Modeling, Predicting and Reducing Energy Consumption in Resource Restricted Computers

Report ID: 
Selim Gurun
2007-06-01 05:00:00


Recently, mobile, battery-powered embedded devices such as personal digital assistants (PDAs), smartphones, and cellular devices, have become ubiquitous and increasingly capable. Worldwide, approximately 42 million smartphones and PDAs are shipped in the first half of 2006, and the predictions indicate that their sales will increase more than 57 percent by 2007. Given the proliferation and importance of these devices, users demand more capability from, and execution of increasingly complex applications on, these devices.

A key limitation on the utility of these devices is the battery. Since it is extremely difficult to increase battery supply, the best option for extending battery life is to use software techniques and systems that are power aware. The two most important techniques that reduce energy consumption are computation offloading and dynamic voltage scaling. In our work, we extend these techniques and investigate novel software solutions to enable power-awareness for real devices and real software.

The goal of both offloading and DVS systems is to extend battery life without impacting negatively the user’s perception of program performance. Unfortunately, extant approaches to both of these systems fall short in doing so.

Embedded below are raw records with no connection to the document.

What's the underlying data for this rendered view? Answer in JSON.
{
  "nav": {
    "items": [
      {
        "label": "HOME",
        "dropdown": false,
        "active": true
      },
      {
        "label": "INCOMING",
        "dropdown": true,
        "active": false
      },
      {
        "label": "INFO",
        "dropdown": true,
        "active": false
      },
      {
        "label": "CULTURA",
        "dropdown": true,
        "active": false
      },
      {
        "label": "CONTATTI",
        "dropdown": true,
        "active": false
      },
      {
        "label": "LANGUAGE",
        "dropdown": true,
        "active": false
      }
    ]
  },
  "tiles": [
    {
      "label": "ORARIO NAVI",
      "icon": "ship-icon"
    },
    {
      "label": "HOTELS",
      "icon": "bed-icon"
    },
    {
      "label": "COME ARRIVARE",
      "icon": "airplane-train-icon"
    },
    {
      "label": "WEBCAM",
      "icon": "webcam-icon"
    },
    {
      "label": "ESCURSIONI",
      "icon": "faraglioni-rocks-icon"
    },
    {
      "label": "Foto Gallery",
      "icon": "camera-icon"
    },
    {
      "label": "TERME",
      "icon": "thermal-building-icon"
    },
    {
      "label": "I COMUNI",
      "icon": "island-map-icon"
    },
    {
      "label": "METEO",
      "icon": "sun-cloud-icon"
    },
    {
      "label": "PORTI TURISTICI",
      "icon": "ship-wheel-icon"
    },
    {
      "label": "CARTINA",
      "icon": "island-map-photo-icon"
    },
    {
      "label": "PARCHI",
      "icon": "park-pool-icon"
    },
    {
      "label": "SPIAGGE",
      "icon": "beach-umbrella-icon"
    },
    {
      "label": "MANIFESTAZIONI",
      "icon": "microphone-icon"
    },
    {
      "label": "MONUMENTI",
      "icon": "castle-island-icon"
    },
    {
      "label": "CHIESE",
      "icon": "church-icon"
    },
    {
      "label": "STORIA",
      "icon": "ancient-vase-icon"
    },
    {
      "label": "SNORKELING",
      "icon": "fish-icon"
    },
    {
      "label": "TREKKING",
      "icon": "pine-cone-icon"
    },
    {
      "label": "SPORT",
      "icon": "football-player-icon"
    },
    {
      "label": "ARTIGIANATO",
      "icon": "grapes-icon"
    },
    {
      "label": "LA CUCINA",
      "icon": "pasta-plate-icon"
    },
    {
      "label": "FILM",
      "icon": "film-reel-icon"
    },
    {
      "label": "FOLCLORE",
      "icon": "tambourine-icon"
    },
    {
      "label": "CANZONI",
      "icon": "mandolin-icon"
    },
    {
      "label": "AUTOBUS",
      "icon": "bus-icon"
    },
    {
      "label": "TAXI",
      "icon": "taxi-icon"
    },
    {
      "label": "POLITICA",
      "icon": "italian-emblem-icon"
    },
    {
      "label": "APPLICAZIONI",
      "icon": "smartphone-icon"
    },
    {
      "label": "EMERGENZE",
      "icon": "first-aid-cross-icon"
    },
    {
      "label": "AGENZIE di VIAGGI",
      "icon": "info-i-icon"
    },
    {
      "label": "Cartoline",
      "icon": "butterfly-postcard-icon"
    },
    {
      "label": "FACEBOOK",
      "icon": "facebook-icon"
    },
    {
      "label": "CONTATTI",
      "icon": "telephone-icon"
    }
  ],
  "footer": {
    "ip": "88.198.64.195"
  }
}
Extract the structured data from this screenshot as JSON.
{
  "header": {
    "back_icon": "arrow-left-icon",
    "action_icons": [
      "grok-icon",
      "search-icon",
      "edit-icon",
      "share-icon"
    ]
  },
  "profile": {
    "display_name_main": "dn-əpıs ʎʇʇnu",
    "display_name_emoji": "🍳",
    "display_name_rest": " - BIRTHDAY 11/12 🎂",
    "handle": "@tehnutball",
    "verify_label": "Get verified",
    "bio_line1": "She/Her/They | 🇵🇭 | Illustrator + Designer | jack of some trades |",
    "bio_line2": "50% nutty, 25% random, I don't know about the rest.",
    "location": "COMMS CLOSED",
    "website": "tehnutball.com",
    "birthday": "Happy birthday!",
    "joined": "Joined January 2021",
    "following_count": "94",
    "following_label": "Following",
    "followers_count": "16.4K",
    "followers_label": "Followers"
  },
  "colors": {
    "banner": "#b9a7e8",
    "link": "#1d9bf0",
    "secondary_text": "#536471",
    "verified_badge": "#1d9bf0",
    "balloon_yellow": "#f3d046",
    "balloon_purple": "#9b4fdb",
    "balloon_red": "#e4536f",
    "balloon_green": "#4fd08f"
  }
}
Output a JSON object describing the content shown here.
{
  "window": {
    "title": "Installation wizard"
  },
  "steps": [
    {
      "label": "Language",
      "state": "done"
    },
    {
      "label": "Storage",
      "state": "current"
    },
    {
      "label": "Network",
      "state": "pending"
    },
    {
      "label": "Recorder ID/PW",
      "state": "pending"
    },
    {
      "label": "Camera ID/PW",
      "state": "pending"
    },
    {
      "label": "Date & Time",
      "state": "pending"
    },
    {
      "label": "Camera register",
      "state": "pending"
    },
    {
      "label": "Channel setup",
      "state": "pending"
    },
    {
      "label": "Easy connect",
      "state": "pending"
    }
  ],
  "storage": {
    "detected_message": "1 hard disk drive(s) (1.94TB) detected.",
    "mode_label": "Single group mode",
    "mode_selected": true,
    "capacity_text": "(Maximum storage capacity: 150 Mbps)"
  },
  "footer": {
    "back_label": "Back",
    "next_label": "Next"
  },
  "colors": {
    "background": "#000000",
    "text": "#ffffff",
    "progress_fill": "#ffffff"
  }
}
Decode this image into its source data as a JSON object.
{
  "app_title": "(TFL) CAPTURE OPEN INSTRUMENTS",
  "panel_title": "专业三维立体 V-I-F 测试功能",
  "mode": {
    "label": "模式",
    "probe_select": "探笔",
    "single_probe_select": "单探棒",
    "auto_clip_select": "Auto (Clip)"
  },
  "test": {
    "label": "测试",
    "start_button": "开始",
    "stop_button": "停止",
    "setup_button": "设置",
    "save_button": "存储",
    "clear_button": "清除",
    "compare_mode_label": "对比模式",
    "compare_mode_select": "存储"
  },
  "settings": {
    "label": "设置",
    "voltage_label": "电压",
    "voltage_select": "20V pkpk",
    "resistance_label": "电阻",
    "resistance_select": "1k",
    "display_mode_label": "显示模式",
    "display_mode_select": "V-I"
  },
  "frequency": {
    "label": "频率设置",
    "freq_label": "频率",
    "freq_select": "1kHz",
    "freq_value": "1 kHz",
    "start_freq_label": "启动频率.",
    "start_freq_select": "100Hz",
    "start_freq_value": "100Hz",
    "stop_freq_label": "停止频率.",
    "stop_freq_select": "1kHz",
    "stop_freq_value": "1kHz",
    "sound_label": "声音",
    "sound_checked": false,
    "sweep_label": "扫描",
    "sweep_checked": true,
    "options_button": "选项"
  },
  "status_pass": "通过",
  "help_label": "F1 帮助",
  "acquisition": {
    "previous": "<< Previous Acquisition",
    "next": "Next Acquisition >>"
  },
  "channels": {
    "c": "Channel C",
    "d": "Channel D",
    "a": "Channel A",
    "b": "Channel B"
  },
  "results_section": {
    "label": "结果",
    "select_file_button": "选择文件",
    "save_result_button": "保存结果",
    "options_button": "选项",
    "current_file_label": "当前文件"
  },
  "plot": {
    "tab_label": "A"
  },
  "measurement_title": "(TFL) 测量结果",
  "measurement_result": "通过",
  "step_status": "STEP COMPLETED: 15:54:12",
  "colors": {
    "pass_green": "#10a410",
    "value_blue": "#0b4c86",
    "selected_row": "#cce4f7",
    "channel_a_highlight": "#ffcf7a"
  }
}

The primary reason for this is due to inaccuracies both in the measurement of past energy consumption and in the prediction of future program and workload behavior and resource availability. Thus, it is the goal of our work to devise novel techniques and infrastructures to improve the efficacy of these two power-aware optimizations.

In our work, we first develop techniques that measure energy consumption of tasks accurately. Our approach provides task energy estimations with a very low error margin (3.8% to 4.6%) Second, we present a set of prediction tools and strategies that make accurate forecasts of future application and resource behavior. Finally, we show how these techniques can be used to enable more effective offloading (27% to 56% less wasted energy when compared to its competitors, and DVS (31% to 49% savings of that has been previously possible). In all of our work, we consider real devices in use today and popular software systems and workloads.